Date 01 October 2012
Event ESMO Congress 2012
Session Poster presentation III
Topics Anti-Cancer Agents & Biologic Therapy
Colon Cancer
Rectal Cancer
Presenter Yusuke Sasaki
Authors Y. Sasaki1, T. Hamaguchi2, Y. Yamada3, Y. Shimada4, K. Kato5, S. Iwasa4, Y. Honma4
  • 1Gastrointestinal Oncology Division, National Cancer Center Hospital, 104-0045 - Tokyo/JP
  • 2Gastrointestinal Oncology, National Cancer Center Hospital, JP-104-0045 - Tokyo/JP
  • 3Medical Oncology, National Cancer Center Hospital, Tokyo/JP
  • 4Gastrointestinal Oncolgoy, national cancer center hospital, Tokyo/JP
  • 5National Cancer Center Hospital, 104-0045 - Tokyo/JP



Peritoneal carcinomatosis (PC) is the second leading cause of death in patients with metastatic colorectal cancer. Despite improved survival after cytoreduction and hyperthermic intraperitoneal chemotherapy, systemic chemotherapy is not typically considered.
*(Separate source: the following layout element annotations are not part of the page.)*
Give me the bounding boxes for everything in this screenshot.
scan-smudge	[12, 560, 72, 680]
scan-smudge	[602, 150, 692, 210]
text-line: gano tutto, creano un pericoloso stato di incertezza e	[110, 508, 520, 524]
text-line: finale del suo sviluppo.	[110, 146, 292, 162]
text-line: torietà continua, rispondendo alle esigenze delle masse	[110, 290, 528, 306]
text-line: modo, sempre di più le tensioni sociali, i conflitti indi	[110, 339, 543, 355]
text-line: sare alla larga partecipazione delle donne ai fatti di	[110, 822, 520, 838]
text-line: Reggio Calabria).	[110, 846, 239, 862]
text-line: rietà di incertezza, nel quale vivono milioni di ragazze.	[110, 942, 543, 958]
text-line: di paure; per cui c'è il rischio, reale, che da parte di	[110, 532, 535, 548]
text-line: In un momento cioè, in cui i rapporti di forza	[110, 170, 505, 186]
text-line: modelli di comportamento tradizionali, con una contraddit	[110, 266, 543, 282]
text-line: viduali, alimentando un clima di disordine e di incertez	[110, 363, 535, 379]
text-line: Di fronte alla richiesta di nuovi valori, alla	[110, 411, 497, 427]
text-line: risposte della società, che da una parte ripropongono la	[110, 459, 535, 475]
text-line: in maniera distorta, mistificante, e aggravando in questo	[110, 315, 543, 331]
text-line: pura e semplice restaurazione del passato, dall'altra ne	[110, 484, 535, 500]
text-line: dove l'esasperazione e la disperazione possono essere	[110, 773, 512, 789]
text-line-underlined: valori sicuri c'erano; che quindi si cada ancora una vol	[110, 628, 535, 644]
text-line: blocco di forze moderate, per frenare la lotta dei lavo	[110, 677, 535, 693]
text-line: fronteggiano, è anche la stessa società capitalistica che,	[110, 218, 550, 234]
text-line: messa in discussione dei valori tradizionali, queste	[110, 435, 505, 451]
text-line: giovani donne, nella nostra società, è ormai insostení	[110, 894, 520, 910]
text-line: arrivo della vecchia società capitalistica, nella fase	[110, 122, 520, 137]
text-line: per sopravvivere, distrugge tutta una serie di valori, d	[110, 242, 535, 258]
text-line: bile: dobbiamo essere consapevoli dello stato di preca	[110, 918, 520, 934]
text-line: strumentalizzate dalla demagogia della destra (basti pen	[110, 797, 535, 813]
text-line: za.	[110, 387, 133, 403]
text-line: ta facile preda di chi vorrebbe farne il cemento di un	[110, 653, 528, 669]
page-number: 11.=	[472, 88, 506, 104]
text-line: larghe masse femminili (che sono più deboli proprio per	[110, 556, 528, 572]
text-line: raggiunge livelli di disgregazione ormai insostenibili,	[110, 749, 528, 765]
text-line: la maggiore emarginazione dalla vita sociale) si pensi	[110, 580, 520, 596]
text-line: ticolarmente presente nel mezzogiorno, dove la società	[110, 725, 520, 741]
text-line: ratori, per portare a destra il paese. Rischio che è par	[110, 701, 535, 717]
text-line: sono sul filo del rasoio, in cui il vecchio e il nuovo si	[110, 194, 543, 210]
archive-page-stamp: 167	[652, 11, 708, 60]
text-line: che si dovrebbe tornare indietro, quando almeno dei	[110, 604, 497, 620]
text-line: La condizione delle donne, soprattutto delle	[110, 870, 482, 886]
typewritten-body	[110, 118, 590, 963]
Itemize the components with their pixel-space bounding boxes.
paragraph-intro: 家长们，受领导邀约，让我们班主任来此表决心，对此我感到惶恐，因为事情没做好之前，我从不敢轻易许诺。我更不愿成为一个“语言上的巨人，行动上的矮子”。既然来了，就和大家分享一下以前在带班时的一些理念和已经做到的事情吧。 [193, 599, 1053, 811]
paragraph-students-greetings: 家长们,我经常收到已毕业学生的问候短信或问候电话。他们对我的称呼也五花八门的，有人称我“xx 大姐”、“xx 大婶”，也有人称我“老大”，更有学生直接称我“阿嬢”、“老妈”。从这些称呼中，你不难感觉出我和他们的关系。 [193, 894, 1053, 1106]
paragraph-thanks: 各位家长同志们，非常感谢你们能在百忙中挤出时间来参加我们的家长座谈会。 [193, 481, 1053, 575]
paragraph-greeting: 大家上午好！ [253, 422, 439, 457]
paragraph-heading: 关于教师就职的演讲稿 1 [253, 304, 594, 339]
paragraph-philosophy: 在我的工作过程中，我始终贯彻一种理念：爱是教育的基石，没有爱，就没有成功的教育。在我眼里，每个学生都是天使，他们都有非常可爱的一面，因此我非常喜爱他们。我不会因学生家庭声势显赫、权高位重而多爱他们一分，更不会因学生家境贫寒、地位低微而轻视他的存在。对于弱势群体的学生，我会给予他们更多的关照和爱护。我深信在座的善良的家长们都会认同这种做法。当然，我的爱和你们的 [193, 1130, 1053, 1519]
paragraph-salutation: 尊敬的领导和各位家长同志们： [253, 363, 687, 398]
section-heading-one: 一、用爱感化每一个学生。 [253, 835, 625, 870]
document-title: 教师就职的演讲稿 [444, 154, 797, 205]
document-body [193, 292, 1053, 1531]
This study investigated the characteristics and clinical outcomes of colorectal PC patients treated with systemic chemotherapy.


This was a retrospective review of patients with colorectal PC presenting to the National Cancer Center Hospital from July 2004 to October 2009. Data collected included patient characteristics, sites of metastases, chemotherapy regimen, histopathological data, gene variations (KRAS and BRAF), and duration of survival.


PC was confirmed in 50 patients. The median overall survival (OS) of the PC patients were similar to those of the non-PC patients (n = 133) (23 vs. 25 months, p = 0.94). In the PC group, 37 patients (74%) were treated with an oxaliplatin regimen and 9 patients (18%) were treated with an irinotecan regimen as first-line chemotherapy, among whom 15 patients (30%) also received bevacizumab combined with oxaliplatin or irinotecan. Although there was no statistically significant difference in progression-free survival (PFS) between oxaliplatin (10 months) and irinotecan (8 months) regimens (p = 0.58), addition of bevacizumab resulted in longer PFS (18 months) compared to those without bevacizumab (9 months) (p = 0.26). The median OS for patients with isolated PC was 32 months, compared with 20 months for PC patients with extraperitoneal metastases (p = 0.08). Of 50 patients, 33 patients (66%) had available gene status results. KRAS mutations were found in 36% of patients, while BRAF mutations were identified in 20%. The treatment effect on OS in the wild-type BRAF group was greater compared to the mutant group (32 vs. 18 months, p = 0.16).


Colorectal PC versus non-PC derive the same benefits from systemic chemotherapy, and optimal regimens warrant further prospective study.


All authors have declared no conflicts of interest.